Based on progress to date, Dr. Summers was awarded a new grant in 2020 to fund an additional year of this Fellow award. Early T-precursor ALL (ETP-ALL) is a type of leukemia that is often difficult to treat with currently available chemotherapy. As a result, children with ETP-ALL have high rates of relapse of their leukemia and poorer survival rates than children with other types of ALL, and require more treatment with chemotherapy, often leading to long-term toxic side effects. For these reasons, new treatments for ETP-ALL are needed. MERTK is a protein that is found on the surface of some leukemia cells, including ETP-ALLs. Recently, Dr. Summers and colleagues developed a new medicine that has few toxic side-effects and can be used to kill leukemia cells that have MERTK on their surface. Funded as the Emily Beazley's Kures for Kids Fund St. Baldrick's Fellow, this grant will allow him to test whether and how this new medicine could be used to more effectively treat children with ETP-ALL, leading to improved outcomes and better quality of life.

At the age of 8, Emily was diagnosed with Stage III T-cell lymphoblastic non-Hodgkin’s lymphoma and battled through three relapses.
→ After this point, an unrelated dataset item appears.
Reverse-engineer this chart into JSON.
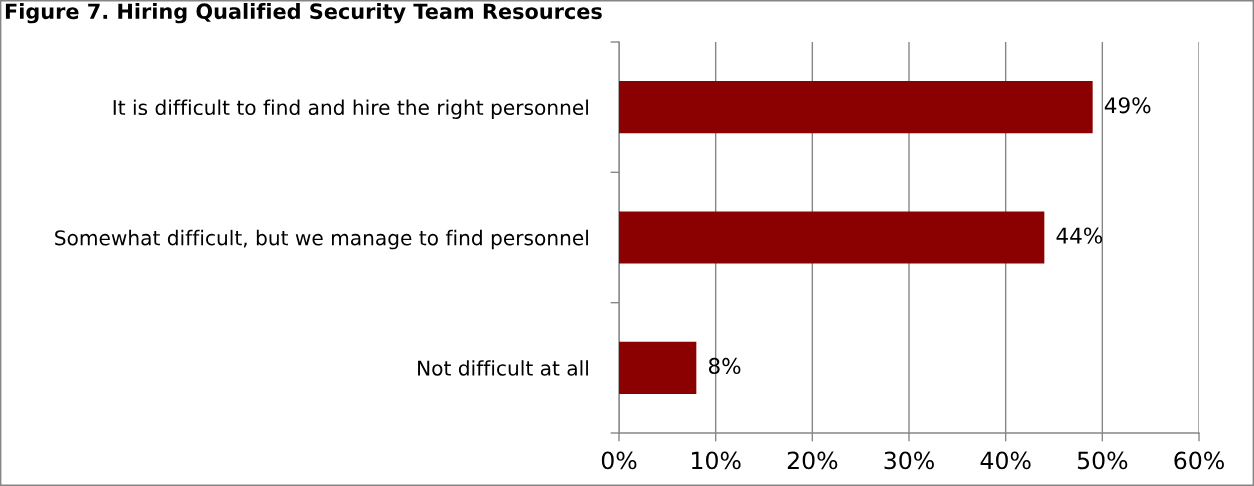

Her family prayed for a miracle but discovered Emily herself was the miracle, inspiring a community to come together to show love and change lives. She had a dream of starting a foundation to fund research and named it “Kures for Kids”. Today, Emily's family and friends carry on her dream and her mission in her memory.

This grant supports a clinical research protocol writer to ensure that more kids can be treated on clinical trials, often their best hope for a cure.

Memorial Health University Medical Center has developed a dedicated Adolescent and young adult (AYA) cancer program to provide better care and to encourage participation of these patients in clinical trials that will ultimately lead to better treatment outcomes.This grant supports a Clinical Oncology Social Worker to support the AYA Cancer Program and ensure that more AYA patients can be treated on clinical trials, often their best hope for a cure.